So Hudson comes in with this Hangdog expression.
“Where’ve you been?” I ask. He didn’t come in when called last night.
“On the town with Horace.”
“Hudson and Horace!” Dead Beat cannot think of a worse combination.
“Oscar parties. Marty Scorsese, Vanity Fair, you know.”
“No, I don’t know Hudson. Dead Beat has never been to the Oscars, Dead Beat has never even been to an Oscar party, Dead Beat has never really been to a party in fact, Dead Beat….”
“Leave it out Dad! You got nominated for an Irish Blog Award, didn’t you?”
“I don’t want to talk about it.”
“It’s like I was saying to Marty at the party….”
“Marty at the party, Hudson?”
“Yeah, Scorsie. I was telling Scorsie….”
“To you, Dead Beat, to you…. Anyway there Horace and I are, gridlocked, Gwyneth, Tom, Nicole, Leonardo, Cate, Kate, you know how it is?”
“No, I don’t.”
“So streets in a two-block circumference of Morton's were closed off by police, there are three fire engines in attendance since stars tend to flout the no-smoking laws….”
“You didn’t Hudson?”
“One cigar, Dad, maybe two, three at the most. Anyway Madonna is hitching up her skirt and placing a wine glass between her thighs, Dame Helen Mirren is missing, probably sitting in the toilet, staring at her Oscar and talking to it….”

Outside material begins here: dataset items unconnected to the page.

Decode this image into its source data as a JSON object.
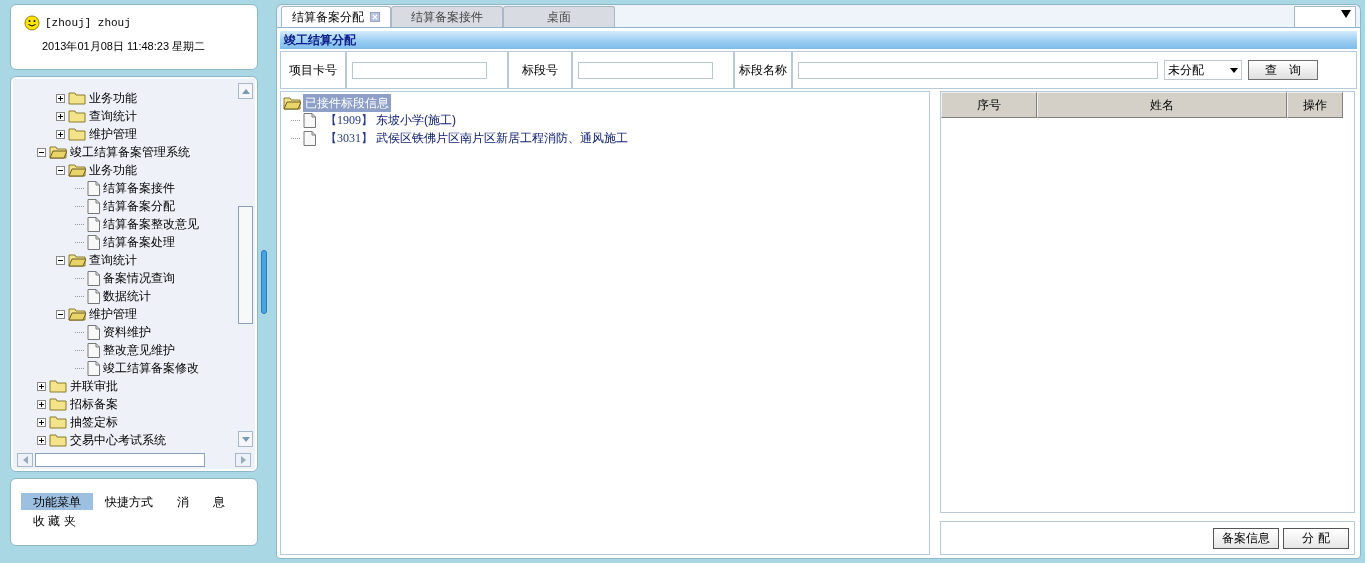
{
  "user": {
    "name": "[zhouj] zhouj",
    "datetime": "2013年01月08日 11:48:23 星期二"
  },
  "menu_tree": {
    "partial_children": [
      {
        "label": "业务功能",
        "expanded": false
      },
      {
        "label": "查询统计",
        "expanded": false
      },
      {
        "label": "维护管理",
        "expanded": false
      }
    ],
    "nodes": [
      {
        "label": "竣工结算备案管理系统",
        "expanded": true,
        "children": [
          {
            "label": "业务功能",
            "expanded": true,
            "children": [
              {
                "label": "结算备案接件"
              },
              {
                "label": "结算备案分配"
              },
              {
                "label": "结算备案整改意见"
              },
              {
                "label": "结算备案处理"
              }
            ]
          },
          {
            "label": "查询统计",
            "expanded": true,
            "children": [
              {
                "label": "备案情况查询"
              },
              {
                "label": "数据统计"
              }
            ]
          },
          {
            "label": "维护管理",
            "expanded": true,
            "children": [
              {
                "label": "资料维护"
              },
              {
                "label": "整改意见维护"
              },
              {
                "label": "竣工结算备案修改"
              }
            ]
          }
        ]
      },
      {
        "label": "并联审批",
        "expanded": false
      },
      {
        "label": "招标备案",
        "expanded": false
      },
      {
        "label": "抽签定标",
        "expanded": false
      },
      {
        "label": "交易中心考试系统",
        "expanded": false
      }
    ]
  },
  "bottom_tabs": [
    {
      "label": "功能菜单",
      "selected": true
    },
    {
      "label": "快捷方式",
      "selected": false
    },
    {
      "label": "消　　息",
      "selected": false
    },
    {
      "label": "收 藏 夹",
      "selected": false
    }
  ],
  "tabs": [
    {
      "label": "结算备案分配",
      "selected": true,
      "closable": true
    },
    {
      "label": "结算备案接件",
      "selected": false,
      "closable": false
    },
    {
      "label": "桌面",
      "selected": false,
      "closable": false
    }
  ],
  "panel_title": "竣工结算分配",
  "filters": [
    {
      "label": "项目卡号",
      "kind": "text"
    },
    {
      "label": "标段号",
      "kind": "text"
    },
    {
      "label": "标段名称",
      "kind": "wide"
    }
  ],
  "status_select": {
    "value": "未分配"
  },
  "query_button": "查　询",
  "section_tree": {
    "label": "已接件标段信息",
    "selected": true,
    "items": [
      {
        "code": "【1909】",
        "name": "东坡小学(施工)"
      },
      {
        "code": "【3031】",
        "name": "武侯区铁佛片区南片区新居工程消防、通风施工"
      }
    ]
  },
  "grid": {
    "columns": [
      "序号",
      "姓名",
      "操作"
    ]
  },
  "footer_buttons": [
    "备案信息",
    "分 配"
  ]
}
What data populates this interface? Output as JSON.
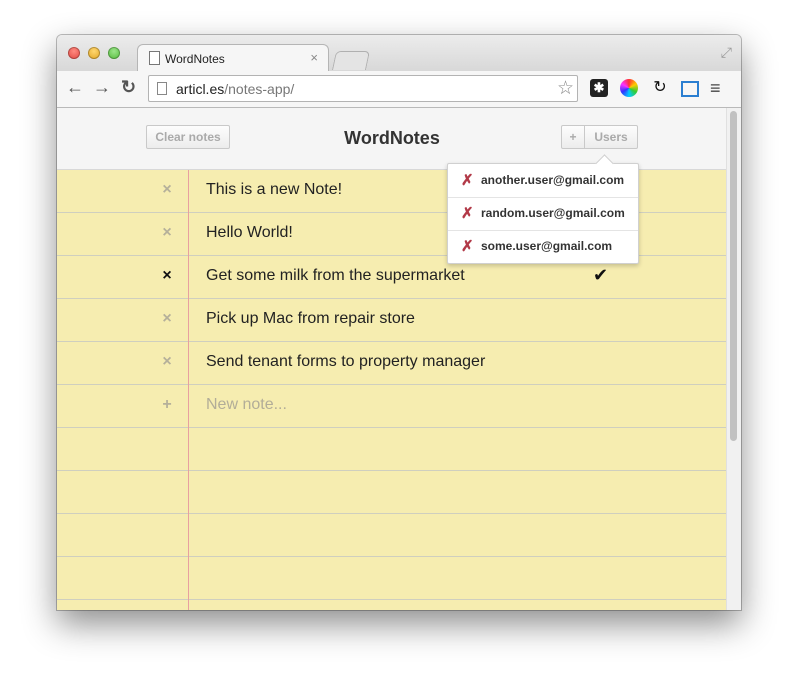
{
  "browser": {
    "tab_title": "WordNotes",
    "tab_close": "×",
    "url_domain": "articl.es",
    "url_path": "/notes-app/",
    "back": "←",
    "forward": "→",
    "reload": "↻",
    "star": "☆",
    "menu": "≡",
    "fullscreen": "⤢"
  },
  "app": {
    "title": "WordNotes",
    "clear_label": "Clear notes",
    "add_user_label": "+",
    "users_label": "Users"
  },
  "notes": [
    {
      "text": "This is a new Note!",
      "icon": "×",
      "done": false
    },
    {
      "text": "Hello World!",
      "icon": "×",
      "done": false
    },
    {
      "text": "Get some milk from the supermarket",
      "icon": "×",
      "done": true,
      "check": "✔"
    },
    {
      "text": "Pick up Mac from repair store",
      "icon": "×",
      "done": false
    },
    {
      "text": "Send tenant forms to property manager",
      "icon": "×",
      "done": false
    }
  ],
  "new_note": {
    "icon": "+",
    "placeholder": "New note..."
  },
  "users_dropdown": [
    {
      "email": "another.user@gmail.com",
      "remove": "✗"
    },
    {
      "email": "random.user@gmail.com",
      "remove": "✗"
    },
    {
      "email": "some.user@gmail.com",
      "remove": "✗"
    }
  ],
  "colors": {
    "paper": "#f6edb0",
    "margin_line": "#e8a0a0",
    "remove_user": "#b23a48"
  }
}
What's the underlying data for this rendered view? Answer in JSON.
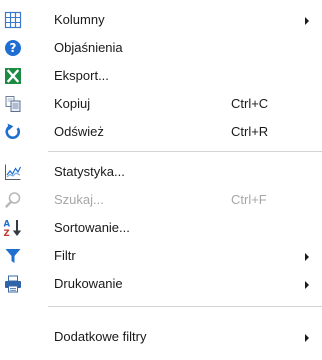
{
  "menu": {
    "items": [
      {
        "label": "Kolumny",
        "icon": "columns-icon",
        "submenu": true
      },
      {
        "label": "Objaśnienia",
        "icon": "help-icon"
      },
      {
        "label": "Eksport...",
        "icon": "excel-export-icon"
      },
      {
        "label": "Kopiuj",
        "icon": "copy-icon",
        "shortcut": "Ctrl+C"
      },
      {
        "label": "Odśwież",
        "icon": "refresh-icon",
        "shortcut": "Ctrl+R"
      },
      {
        "label": "Statystyka...",
        "icon": "statistics-chart-icon"
      },
      {
        "label": "Szukaj...",
        "icon": "search-icon",
        "shortcut": "Ctrl+F",
        "disabled": true
      },
      {
        "label": "Sortowanie...",
        "icon": "sort-az-icon"
      },
      {
        "label": "Filtr",
        "icon": "filter-icon",
        "submenu": true
      },
      {
        "label": "Drukowanie",
        "icon": "printer-icon",
        "submenu": true
      },
      {
        "label": "Dodatkowe filtry",
        "icon": "",
        "submenu": true
      }
    ]
  },
  "colors": {
    "text": "#1a1a1a",
    "disabled_text": "#a6a6a6",
    "separator": "#d4d4d4",
    "accent_blue": "#1e6fd0",
    "excel_green": "#1d8a45"
  }
}
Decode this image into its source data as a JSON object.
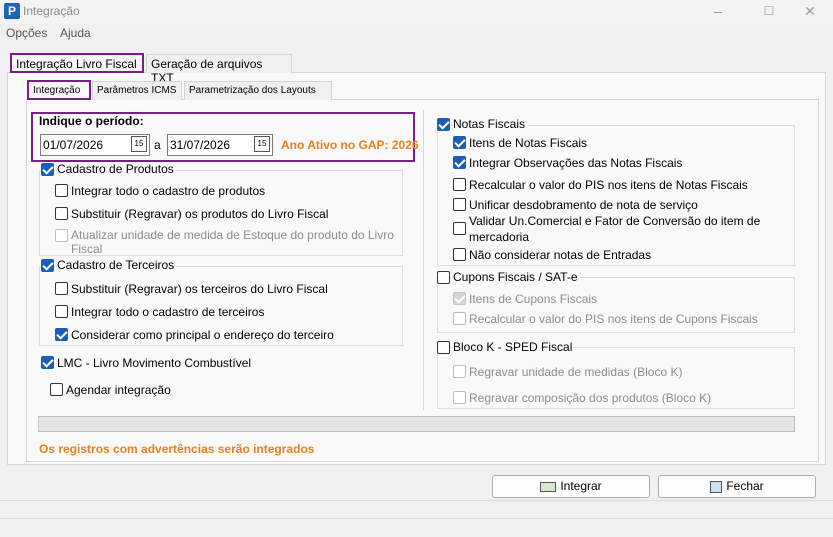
{
  "window": {
    "title": "Integração",
    "minimize": "–",
    "maximize": "☐",
    "close": "✕"
  },
  "menu": [
    "Opções",
    "Ajuda"
  ],
  "outer_tabs": [
    "Integração Livro Fiscal",
    "Geração de arquivos TXT"
  ],
  "inner_tabs": [
    "Integração",
    "Parâmetros ICMS",
    "Parametrização dos Layouts"
  ],
  "period": {
    "label": "Indique o período:",
    "start": "01/07/2026",
    "separator": "a",
    "end": "31/07/2026",
    "notice": "Ano Ativo no GAP: 2026"
  },
  "produtos": {
    "title": "Cadastro de Produtos",
    "checked": true,
    "items": [
      {
        "label": "Integrar todo o cadastro de produtos",
        "checked": false,
        "enabled": true
      },
      {
        "label": "Substituir (Regravar) os produtos do Livro Fiscal",
        "checked": false,
        "enabled": true
      },
      {
        "label": "Atualizar unidade de medida de Estoque do produto do Livro",
        "label2": "Fiscal",
        "checked": false,
        "enabled": false
      }
    ]
  },
  "terceiros": {
    "title": "Cadastro de Terceiros",
    "checked": true,
    "items": [
      {
        "label": "Substituir (Regravar) os terceiros do Livro Fiscal",
        "checked": false,
        "enabled": true
      },
      {
        "label": "Integrar todo o cadastro de terceiros",
        "checked": false,
        "enabled": true
      },
      {
        "label": "Considerar como principal o endereço do terceiro",
        "checked": true,
        "enabled": true
      }
    ]
  },
  "lmc": {
    "label": "LMC - Livro Movimento Combustível",
    "checked": true
  },
  "agendar": {
    "label": "Agendar integração",
    "checked": false
  },
  "notas": {
    "title": "Notas Fiscais",
    "checked": true,
    "items": [
      {
        "label": "Itens de Notas Fiscais",
        "checked": true,
        "enabled": true
      },
      {
        "label": "Integrar Observações das Notas Fiscais",
        "checked": true,
        "enabled": true
      },
      {
        "label": "Recalcular o valor do PIS nos itens de Notas Fiscais",
        "checked": false,
        "enabled": true
      },
      {
        "label": "Unificar desdobramento de nota de serviço",
        "checked": false,
        "enabled": true
      },
      {
        "label": "Validar Un.Comercial e Fator de Conversão do item de",
        "label2": "mercadoria",
        "checked": false,
        "enabled": true
      },
      {
        "label": "Não considerar notas de Entradas",
        "checked": false,
        "enabled": true
      }
    ]
  },
  "cupons": {
    "title": "Cupons Fiscais / SAT-e",
    "checked": false,
    "items": [
      {
        "label": "Itens de Cupons Fiscais",
        "checked": true,
        "enabled": false
      },
      {
        "label": "Recalcular o valor do PIS nos itens de Cupons Fiscais",
        "checked": false,
        "enabled": false
      }
    ]
  },
  "blocok": {
    "title": "Bloco K - SPED Fiscal",
    "checked": false,
    "items": [
      {
        "label": "Regravar unidade de medidas (Bloco K)",
        "checked": false,
        "enabled": false
      },
      {
        "label": "Regravar composição dos produtos (Bloco K)",
        "checked": false,
        "enabled": false
      }
    ]
  },
  "warning": "Os registros com advertências serão integrados",
  "buttons": {
    "integrar": "Integrar",
    "fechar": "Fechar"
  },
  "colors": {
    "accent": "#1a5fb4",
    "highlight": "#7a1f87",
    "warning": "#e8801c"
  }
}
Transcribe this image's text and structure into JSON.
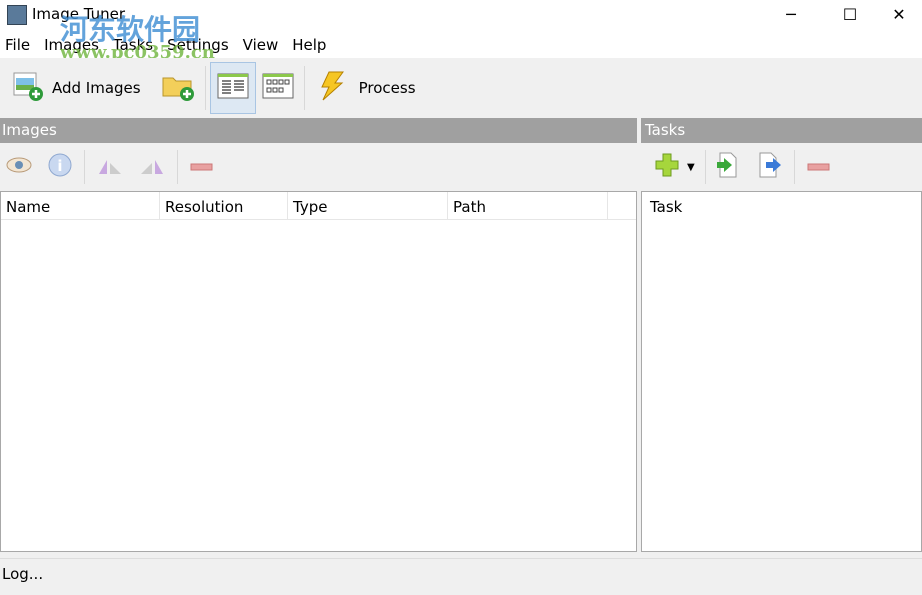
{
  "window": {
    "title": "Image Tuner",
    "minimize": "─",
    "maximize": "☐",
    "close": "✕"
  },
  "menu": [
    "File",
    "Images",
    "Tasks",
    "Settings",
    "View",
    "Help"
  ],
  "toolbar": {
    "add_images": "Add Images",
    "process": "Process"
  },
  "images_panel": {
    "title": "Images",
    "columns": [
      "Name",
      "Resolution",
      "Type",
      "Path"
    ]
  },
  "tasks_panel": {
    "title": "Tasks",
    "columns": [
      "Task"
    ]
  },
  "status": {
    "log": "Log..."
  },
  "watermark": {
    "line1": "河东软件园",
    "line2": "www.pc0359.cn"
  }
}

“Get to the point, Hudson.”
“There is no point, Dad. These are the Oscars we are talking about. I was down at the grand Beverly Hills Hotel when a stream of expensively-wrapped packages arrived culminating in a planet-sized floral bouquet, vast enough for its aroma to linger after it had been dispatched upstairs. "What is that amazing smell?," Horace asked the receptionist. "It's the smell of success, the sweet smell of success." I have made it, Dad, Hudson has tasted the sweet smell of success.”